中島健人×永山絢斗、2人の“ケント”の好演光る 『桜のような僕の恋人』が描く特別な時間

 そうした中でひときわ目を引いたのは、晴人役の中島健人とヒロインの兄・貴司役を演じた永山絢斗、2人の“ケント”の好演である。中島の場合、これまで出演してきた映画やドラマにおいてはかなり両極端な役柄が多く、完全に頼りない三枚目キャラか、中島のアイドルとしてのパブリックイメージに即した隙のないキャラクターのどちらかということが多かった。その後者で始まり徐々に年相応の空気をただよわせていった2021年夏の『彼女はキレイだった』(カンテレ・フジテレビ系)に逆方向からアプローチするように、本作では頼りなさげな方から入り、夢を実現していくという青春映画のシンプルな方法論をもって成長していく25歳の青年への変化を非常に巧く体現していたように思える。

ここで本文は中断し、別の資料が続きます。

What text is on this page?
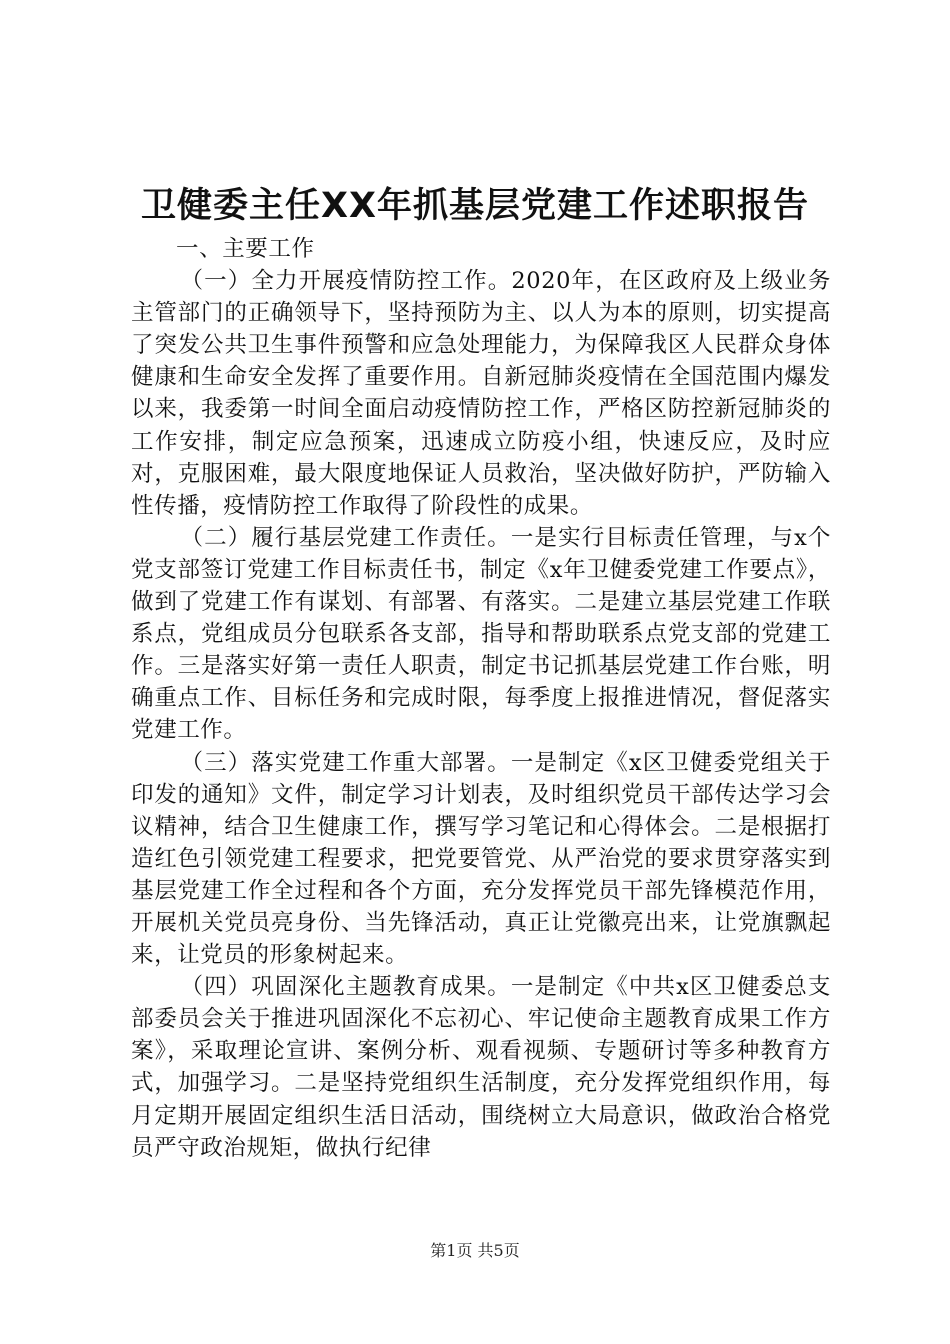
卫健委主任XX年抓基层党建工作述职报告

一、主要工作

（一）全力开展疫情防控工作。2020年，在区政府及上级业务主管部门的正确领导下，坚持预防为主、以人为本的原则，切实提高了突发公共卫生事件预警和应急处理能力，为保障我区人民群众身体健康和生命安全发挥了重要作用。自新冠肺炎疫情在全国范围内爆发以来，我委第一时间全面启动疫情防控工作，严格区防控新冠肺炎的工作安排，制定应急预案，迅速成立防疫小组，快速反应，及时应对，克服困难，最大限度地保证人员救治，坚决做好防护，严防输入性传播，疫情防控工作取得了阶段性的成果。

（二）履行基层党建工作责任。一是实行目标责任管理，与x个党支部签订党建工作目标责任书，制定《x年卫健委党建工作要点》，做到了党建工作有谋划、有部署、有落实。二是建立基层党建工作联系点，党组成员分包联系各支部，指导和帮助联系点党支部的党建工作。三是落实好第一责任人职责，制定书记抓基层党建工作台账，明确重点工作、目标任务和完成时限，每季度上报推进情况，督促落实党建工作。

（三）落实党建工作重大部署。一是制定《x区卫健委党组关于印发的通知》文件，制定学习计划表，及时组织党员干部传达学习会议精神，结合卫生健康工作，撰写学习笔记和心得体会。二是根据打造红色引领党建工程要求，把党要管党、从严治党的要求贯穿落实到基层党建工作全过程和各个方面，充分发挥党员干部先锋模范作用，开展机关党员亮身份、当先锋活动，真正让党徽亮出来，让党旗飘起来，让党员的形象树起来。

（四）巩固深化主题教育成果。一是制定《中共x区卫健委总支部委员会关于推进巩固深化不忘初心、牢记使命主题教育成果工作方案》，采取理论宣讲、案例分析、观看视频、专题研讨等多种教育方式，加强学习。二是坚持党组织生活制度，充分发挥党组织作用，每月定期开展固定组织生活日活动，围绕树立大局意识，做政治合格党员严守政治规矩，做执行纪律

第1页 共5页
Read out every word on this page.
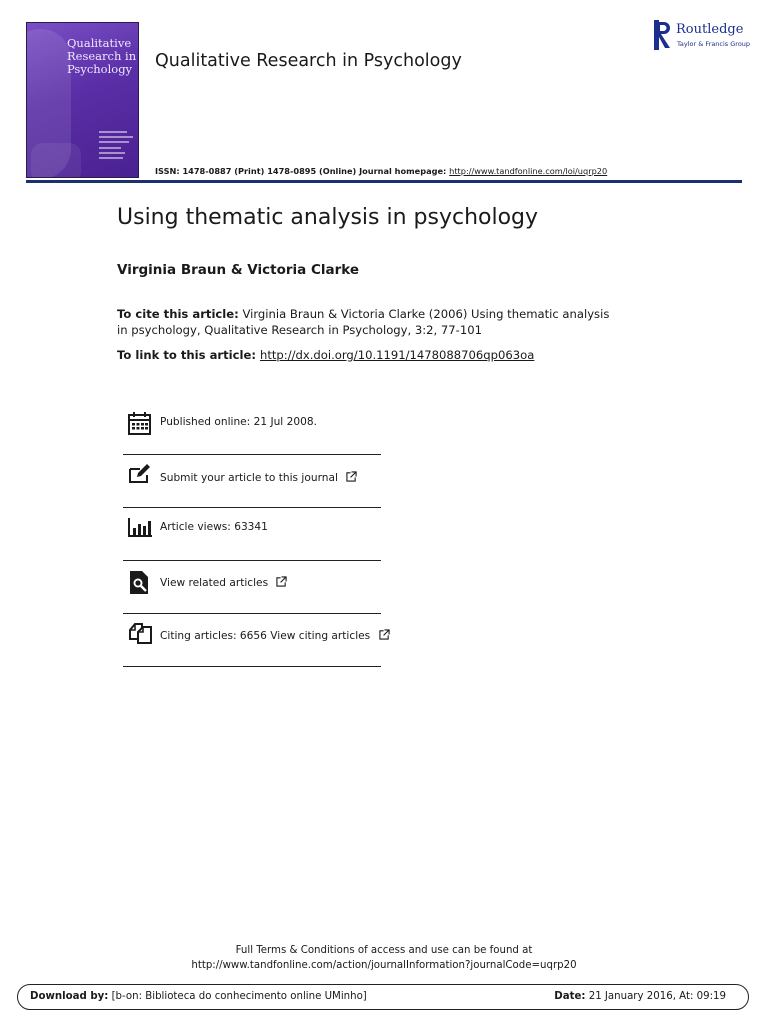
Qualitative
Research in
Psychology	Qualitative Research in Psychology
ISSN: 1478-0887 (Print) 1478-0895 (Online) Journal homepage: http://www.tandfonline.com/loi/uqrp20
Routledge
Taylor & Francis Group
Using thematic analysis in psychology
Virginia Braun & Victoria Clarke
To cite this article: Virginia Braun & Victoria Clarke (2006) Using thematic analysis in psychology, Qualitative Research in Psychology, 3:2, 77-101
To link to this article: http://dx.doi.org/10.1191/1478088706qp063oa
Published online: 21 Jul 2008.
Submit your article to this journal
Article views: 63341
View related articles
Citing articles: 6656 View citing articles
Full Terms & Conditions of access and use can be found at
http://www.tandfonline.com/action/journalInformation?journalCode=uqrp20
Download by: [b-on: Biblioteca do conhecimento online UMinho]	Date: 21 January 2016, At: 09:19
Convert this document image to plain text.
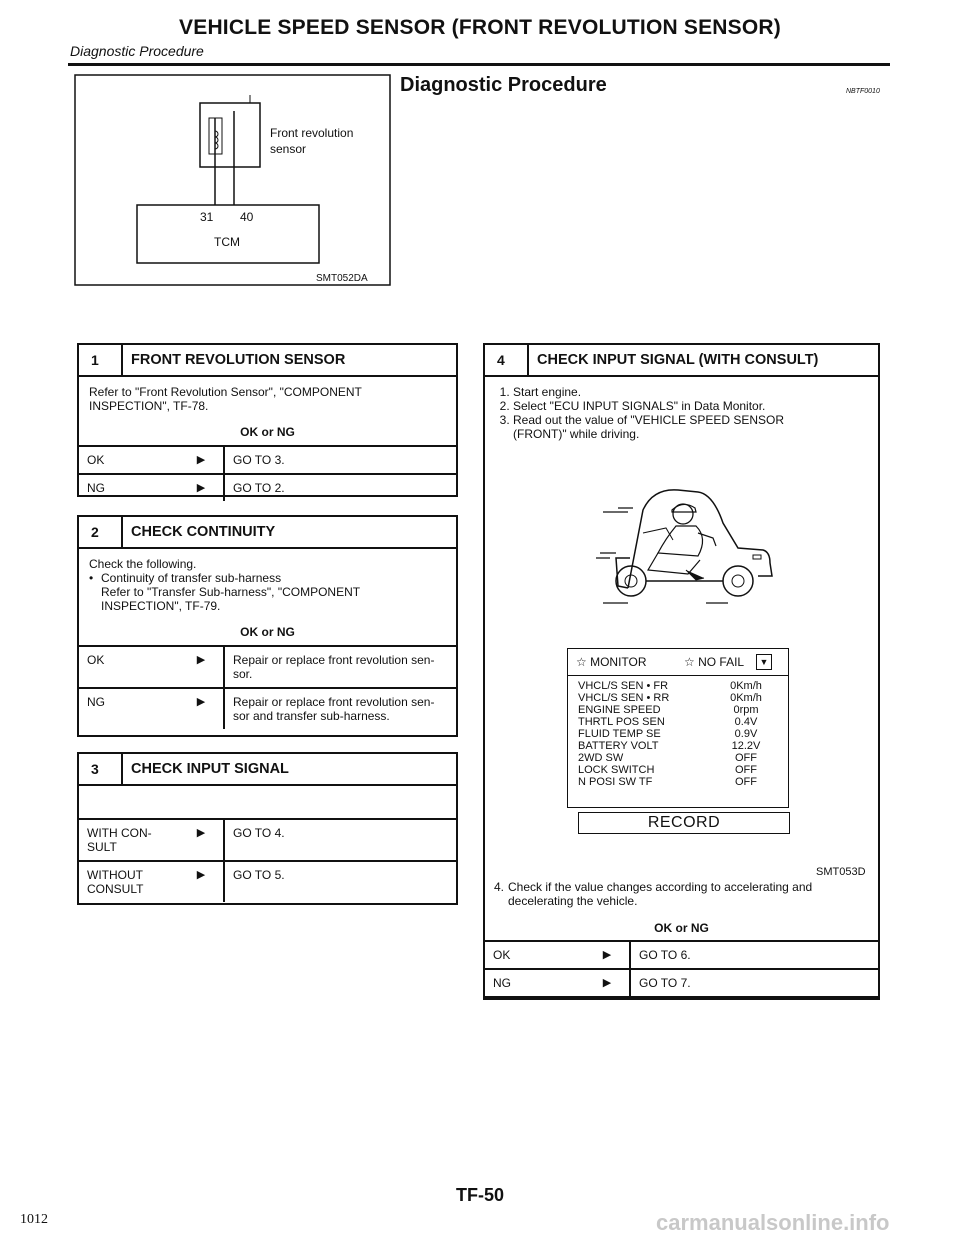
VEHICLE SPEED SENSOR (FRONT REVOLUTION SENSOR)
Diagnostic Procedure
Diagnostic Procedure	NBTF0010
Front revolution
sensor
31 40
TCM
SMT052DA
1	FRONT REVOLUTION SENSOR
Refer to "Front Revolution Sensor", "COMPONENT
INSPECTION", TF-78.
OK or NG
OK	▶	GO TO 3.
NG	▶	GO TO 2.
2	CHECK CONTINUITY
Check the following.
• Continuity of transfer sub-harness
Refer to "Transfer Sub-harness", "COMPONENT
INSPECTION", TF-79.
OK or NG
OK	▶	Repair or replace front revolution sen-
sor.
NG	▶	Repair or replace front revolution sen-
sor and transfer sub-harness.
3	CHECK INPUT SIGNAL
WITH CON-
SULT
▶	GO TO 4.
WITHOUT
CONSULT
▶	GO TO 5.
4	CHECK INPUT SIGNAL (WITH CONSULT)
1. Start engine.
2. Select "ECU INPUT SIGNALS" in Data Monitor.
3. Read out the value of "VEHICLE SPEED SENSOR (FRONT)" while driving.
☆ MONITOR	☆ NO FAIL	▼
VHCL/S SEN • FR	0Km/h
VHCL/S SEN • RR	0Km/h
ENGINE SPEED	0rpm
THRTL POS SEN	0.4V
FLUID TEMP SE	0.9V
BATTERY VOLT	12.2V
2WD SW	OFF
LOCK SWITCH	OFF
N POSI SW TF	OFF
RECORD
SMT053D
4. Check if the value changes according to accelerating and
decelerating the vehicle.
OK or NG
OK	▶	GO TO 6.
NG	▶	GO TO 7.
TF-50
1012	carmanualsonline.info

 また無骨で不器用に、ただ妹思いな兄を演じた永山は、ユーモラスな立ち位置から物語の感動を増幅させる役割を担うあたり、実に理想的な助演キャラクターである。終盤この2人の“ケント”が向き合う二つのシーン、晴人の仕事現場に貴司が訪れ美咲のことを告げるシーンと、襖越しに美咲と対面したのち貴司の仕事現場である小さな居酒屋で振り返った晴人がささやかな笑顔を向けるシーン。ここでもまた、対比構造の妙味が効果的に機能しているではないか。そして何より、妹が難病であることを知った貴司が治療法はないかと模索し、詐欺まがいの民間療法に大金を注ぎ込んでしまうくだりは、患者家族が抱く無力さと迷いを描写した、最も現実的でつらい描写であった。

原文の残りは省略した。